Первой их заметила Петронелла и обратила внимание мужа на группу людей, марширующих по тропе, которая поворачивала к главной дороге. Снег замедлил их продвижение, и теперь было ясно, что они не доберутся до имперской промежуточной станции до наступления темноты. Не было никаких признаков гостиницы или другого жилья.

— Что вы о них думаете? — спросила она.

Макрон откинул капюшон, и Катон последовал его примеру — двое римлян щурились от легкого бриза, моргая от снежинок, мягко падавших на их лица.

Другая группа была не более чем в полукилометре от них. За исключением одного всадника, все путники шли пешком с несколькими крупными собаками на поводках. Половина из них была вооружена копьями и, по-видимому, охраняла шеренгу из дюжины мужчин с руками за спиной, связанными веревкой, проходящей через железную скобу вокруг шеи.

— Работорговцы? — поразмыслил Макрон.

— Скорее всего, — сказал Катон. — Похоже, у нас может быть компания, когда мы разобьем лагерь на ночь.

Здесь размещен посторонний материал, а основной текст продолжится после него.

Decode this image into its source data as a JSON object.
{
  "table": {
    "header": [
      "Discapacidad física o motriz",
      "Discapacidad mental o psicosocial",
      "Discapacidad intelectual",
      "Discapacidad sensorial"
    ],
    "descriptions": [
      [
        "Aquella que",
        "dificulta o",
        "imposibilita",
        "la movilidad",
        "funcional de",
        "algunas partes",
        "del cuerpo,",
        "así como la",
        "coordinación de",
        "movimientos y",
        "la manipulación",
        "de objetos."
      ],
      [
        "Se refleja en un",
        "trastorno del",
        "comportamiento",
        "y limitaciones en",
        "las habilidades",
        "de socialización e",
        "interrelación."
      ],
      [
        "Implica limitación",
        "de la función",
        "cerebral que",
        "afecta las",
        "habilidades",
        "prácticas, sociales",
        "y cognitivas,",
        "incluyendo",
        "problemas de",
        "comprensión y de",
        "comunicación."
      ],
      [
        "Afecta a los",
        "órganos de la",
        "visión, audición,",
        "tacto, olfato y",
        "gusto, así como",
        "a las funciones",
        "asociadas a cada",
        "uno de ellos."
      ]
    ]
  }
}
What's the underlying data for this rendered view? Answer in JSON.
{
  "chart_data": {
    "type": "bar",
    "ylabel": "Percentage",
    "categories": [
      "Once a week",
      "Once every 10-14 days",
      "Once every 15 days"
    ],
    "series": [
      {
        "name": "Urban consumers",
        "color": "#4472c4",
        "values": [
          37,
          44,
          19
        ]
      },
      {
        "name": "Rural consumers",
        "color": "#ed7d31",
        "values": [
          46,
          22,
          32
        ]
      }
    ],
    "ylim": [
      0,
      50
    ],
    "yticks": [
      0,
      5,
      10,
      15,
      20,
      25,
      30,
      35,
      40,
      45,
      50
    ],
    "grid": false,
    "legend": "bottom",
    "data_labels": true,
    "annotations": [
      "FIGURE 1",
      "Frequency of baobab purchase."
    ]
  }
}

— Не уверен, что мне это нравится, — проворчал Макрон. Работорговля, хотя и была очень прибыльной, но являлась предприятием, к которому большинство римлян относилось с пренебрежением. То же самое можно было сказать и о школах гладиаторов или о ссудах. Аристократы, которые занимались таким бизнесом, делали это через низших смертных, которые управляли их делами. К счастью для сенаторов и представителей всаднического класса, такой порядок позволил им пожинать плоды, продолжая относиться к источнику своей прибыли с отчужденным презрением.

Макрон вглядывался в приближающиеся фигуры. — Это довольно дешевая профессия для любого уважающего себя человека.

— И все же ты был счастлив принять свою долю выручки от продажи пленных, взятых в бою, — заметил Катон. — Соус для гусыни и все такое.[19]

— Вздор, — ответил Макрон. — Заработать на этом немного денег — не то же самое, что быть постоянной частью этого.

Катон хмыкнул. — Это один из способов взглянуть на это. Как ты думаешь, Петронелла?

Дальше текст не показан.